Nietypowe zadanie stanęło w sobotę przed funkcjonariuszami Wydziału Ruchu Drogowego kieleckiej komendy. Musieli pomóc dostać się do szpitala rodzącej 29-latace.
Do zdarzenia doszło w sobotni poranek. Dyspozytor numeru 112 odebrał połączenie od 31-latka z gminy Mniów, który poinformował, że wraz z 29-letnią rodzącą żoną jadą do szpitala do Kielc. Dyspozytor przekazał tę informację do placówki medycznej oraz do policji, skąd trafiła do patroli znajdujących się na kieleckich drogach.
ZOBACZ TEŻ: „Dziennik Gazeta Prawna”: Za szczepionki dziękujemy
Jeden z nich namierzył “poszukiwanego” volkswagena w podkieleckich Kostomłotach.
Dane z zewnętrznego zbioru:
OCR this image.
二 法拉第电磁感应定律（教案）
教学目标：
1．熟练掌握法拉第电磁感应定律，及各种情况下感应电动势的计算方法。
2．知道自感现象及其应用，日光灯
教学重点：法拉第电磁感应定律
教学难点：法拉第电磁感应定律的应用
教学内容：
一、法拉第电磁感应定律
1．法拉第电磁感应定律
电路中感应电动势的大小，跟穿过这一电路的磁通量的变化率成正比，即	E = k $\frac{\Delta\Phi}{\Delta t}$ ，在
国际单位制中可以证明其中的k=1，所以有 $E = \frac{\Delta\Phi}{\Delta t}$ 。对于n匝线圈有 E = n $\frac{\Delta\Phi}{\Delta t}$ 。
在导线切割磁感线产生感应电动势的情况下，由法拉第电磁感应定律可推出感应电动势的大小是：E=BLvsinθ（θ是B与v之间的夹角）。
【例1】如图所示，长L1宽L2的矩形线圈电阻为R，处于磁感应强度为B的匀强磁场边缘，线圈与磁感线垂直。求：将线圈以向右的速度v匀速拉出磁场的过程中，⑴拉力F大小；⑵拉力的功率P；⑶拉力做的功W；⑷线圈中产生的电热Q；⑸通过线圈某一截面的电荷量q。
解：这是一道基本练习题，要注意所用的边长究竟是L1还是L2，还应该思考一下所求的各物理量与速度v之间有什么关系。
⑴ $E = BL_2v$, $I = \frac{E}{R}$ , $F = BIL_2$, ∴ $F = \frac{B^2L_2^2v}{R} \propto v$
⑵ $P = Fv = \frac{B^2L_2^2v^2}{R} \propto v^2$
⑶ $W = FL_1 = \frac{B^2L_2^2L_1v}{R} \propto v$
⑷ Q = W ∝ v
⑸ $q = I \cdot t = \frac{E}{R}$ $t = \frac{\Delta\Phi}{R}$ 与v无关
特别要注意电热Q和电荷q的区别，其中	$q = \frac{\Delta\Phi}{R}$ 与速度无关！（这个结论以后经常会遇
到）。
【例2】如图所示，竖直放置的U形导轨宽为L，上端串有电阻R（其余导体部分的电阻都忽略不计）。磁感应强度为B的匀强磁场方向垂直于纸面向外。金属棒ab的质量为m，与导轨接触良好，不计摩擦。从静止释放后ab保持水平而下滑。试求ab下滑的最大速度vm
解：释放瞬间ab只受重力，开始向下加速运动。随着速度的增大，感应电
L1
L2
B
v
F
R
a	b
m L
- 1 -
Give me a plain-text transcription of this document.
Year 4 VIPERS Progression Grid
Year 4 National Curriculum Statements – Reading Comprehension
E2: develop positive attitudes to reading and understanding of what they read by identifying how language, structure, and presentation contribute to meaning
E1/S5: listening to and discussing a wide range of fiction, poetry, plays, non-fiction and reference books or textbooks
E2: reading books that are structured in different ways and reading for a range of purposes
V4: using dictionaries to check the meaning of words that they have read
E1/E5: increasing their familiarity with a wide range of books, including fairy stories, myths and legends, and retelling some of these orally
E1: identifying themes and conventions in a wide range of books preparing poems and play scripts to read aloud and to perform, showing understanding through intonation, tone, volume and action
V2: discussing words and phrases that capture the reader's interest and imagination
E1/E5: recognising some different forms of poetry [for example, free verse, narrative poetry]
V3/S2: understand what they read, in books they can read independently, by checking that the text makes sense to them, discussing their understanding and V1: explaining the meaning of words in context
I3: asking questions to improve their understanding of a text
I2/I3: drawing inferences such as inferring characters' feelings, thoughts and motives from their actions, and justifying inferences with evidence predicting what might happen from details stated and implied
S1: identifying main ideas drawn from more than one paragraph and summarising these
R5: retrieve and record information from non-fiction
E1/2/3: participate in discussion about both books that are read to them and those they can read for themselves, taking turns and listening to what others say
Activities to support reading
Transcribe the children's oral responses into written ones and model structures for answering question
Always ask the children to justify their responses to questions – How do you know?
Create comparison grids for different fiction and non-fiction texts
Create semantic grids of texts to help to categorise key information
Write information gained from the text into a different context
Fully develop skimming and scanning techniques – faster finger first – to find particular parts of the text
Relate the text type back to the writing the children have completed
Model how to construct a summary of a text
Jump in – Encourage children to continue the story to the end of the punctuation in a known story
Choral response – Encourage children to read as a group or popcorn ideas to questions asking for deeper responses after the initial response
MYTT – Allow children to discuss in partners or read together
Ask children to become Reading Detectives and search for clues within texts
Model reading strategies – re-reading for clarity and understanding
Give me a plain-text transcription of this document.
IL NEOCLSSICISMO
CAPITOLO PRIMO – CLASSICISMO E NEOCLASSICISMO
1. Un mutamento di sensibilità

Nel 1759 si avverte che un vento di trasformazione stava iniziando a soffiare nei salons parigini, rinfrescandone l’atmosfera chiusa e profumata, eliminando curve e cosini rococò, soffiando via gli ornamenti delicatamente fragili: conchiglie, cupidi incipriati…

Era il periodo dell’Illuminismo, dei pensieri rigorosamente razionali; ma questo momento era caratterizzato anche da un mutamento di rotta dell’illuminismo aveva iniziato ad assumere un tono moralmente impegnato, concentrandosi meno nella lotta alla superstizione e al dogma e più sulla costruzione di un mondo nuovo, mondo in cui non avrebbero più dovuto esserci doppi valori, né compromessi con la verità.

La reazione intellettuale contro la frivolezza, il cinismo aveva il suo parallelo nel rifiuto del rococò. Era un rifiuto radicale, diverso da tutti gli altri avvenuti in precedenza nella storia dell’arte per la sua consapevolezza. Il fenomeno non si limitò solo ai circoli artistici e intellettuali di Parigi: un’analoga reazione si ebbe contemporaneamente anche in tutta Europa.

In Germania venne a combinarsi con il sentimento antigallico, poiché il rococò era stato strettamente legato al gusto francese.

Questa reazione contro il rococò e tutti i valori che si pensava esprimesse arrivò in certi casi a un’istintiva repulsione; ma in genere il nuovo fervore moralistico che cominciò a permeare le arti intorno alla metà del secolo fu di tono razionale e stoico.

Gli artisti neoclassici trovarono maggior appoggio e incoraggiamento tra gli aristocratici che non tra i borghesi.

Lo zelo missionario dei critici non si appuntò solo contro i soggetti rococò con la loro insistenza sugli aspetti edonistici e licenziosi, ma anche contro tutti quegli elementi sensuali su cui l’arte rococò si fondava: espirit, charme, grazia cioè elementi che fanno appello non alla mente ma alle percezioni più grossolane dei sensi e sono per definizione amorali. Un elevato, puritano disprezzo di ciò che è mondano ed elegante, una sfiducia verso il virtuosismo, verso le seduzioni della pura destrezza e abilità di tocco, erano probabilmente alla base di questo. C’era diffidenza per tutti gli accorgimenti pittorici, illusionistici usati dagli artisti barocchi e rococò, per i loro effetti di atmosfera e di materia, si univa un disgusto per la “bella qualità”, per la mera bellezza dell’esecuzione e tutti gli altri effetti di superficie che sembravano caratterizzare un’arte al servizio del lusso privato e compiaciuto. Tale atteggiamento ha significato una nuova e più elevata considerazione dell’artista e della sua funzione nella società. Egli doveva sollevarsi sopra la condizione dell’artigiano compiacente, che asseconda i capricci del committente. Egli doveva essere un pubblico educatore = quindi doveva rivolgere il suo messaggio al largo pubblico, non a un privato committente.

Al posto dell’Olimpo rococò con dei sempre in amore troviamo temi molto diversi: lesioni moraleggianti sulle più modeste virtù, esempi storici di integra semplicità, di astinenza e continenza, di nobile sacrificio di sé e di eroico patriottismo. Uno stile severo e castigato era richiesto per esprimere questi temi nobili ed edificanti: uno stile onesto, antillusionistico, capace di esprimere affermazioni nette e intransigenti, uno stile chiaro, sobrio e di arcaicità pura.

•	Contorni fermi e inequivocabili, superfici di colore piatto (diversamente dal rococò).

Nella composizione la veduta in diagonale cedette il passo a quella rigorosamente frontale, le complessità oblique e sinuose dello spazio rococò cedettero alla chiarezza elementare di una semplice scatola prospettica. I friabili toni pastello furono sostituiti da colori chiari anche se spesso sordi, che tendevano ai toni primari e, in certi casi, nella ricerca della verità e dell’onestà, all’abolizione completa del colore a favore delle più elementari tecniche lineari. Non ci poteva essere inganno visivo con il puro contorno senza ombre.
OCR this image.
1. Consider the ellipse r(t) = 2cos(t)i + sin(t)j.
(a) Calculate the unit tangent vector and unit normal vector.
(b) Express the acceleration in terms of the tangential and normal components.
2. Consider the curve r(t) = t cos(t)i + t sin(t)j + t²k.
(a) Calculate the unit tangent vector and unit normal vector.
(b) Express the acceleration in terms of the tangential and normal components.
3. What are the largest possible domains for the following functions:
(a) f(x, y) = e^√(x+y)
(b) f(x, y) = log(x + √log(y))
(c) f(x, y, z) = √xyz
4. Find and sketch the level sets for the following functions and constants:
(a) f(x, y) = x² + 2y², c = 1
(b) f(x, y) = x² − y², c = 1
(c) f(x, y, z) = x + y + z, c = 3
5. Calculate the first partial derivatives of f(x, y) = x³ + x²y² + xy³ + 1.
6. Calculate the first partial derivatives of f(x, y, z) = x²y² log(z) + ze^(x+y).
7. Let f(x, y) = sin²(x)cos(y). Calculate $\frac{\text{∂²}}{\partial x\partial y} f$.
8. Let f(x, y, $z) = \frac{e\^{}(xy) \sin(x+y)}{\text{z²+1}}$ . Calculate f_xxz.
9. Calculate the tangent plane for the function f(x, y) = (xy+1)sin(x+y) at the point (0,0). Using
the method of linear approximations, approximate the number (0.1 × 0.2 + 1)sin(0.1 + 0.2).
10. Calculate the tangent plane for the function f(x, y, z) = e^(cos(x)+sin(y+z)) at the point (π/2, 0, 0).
Mł. asp. Krzysztof Zawierucha i post. Mariola Stępień ustalili najszybszą trasę do szpitala na Prostej i pilotowali parę pod samo wejście do placówki.
Tam czekał już przygotowany na odebranie porodu personel, dzięki czemu kilka chwil później na świat przyszła malutka Sara. Cała historia miała więc zdecydowanie pozytywny finał.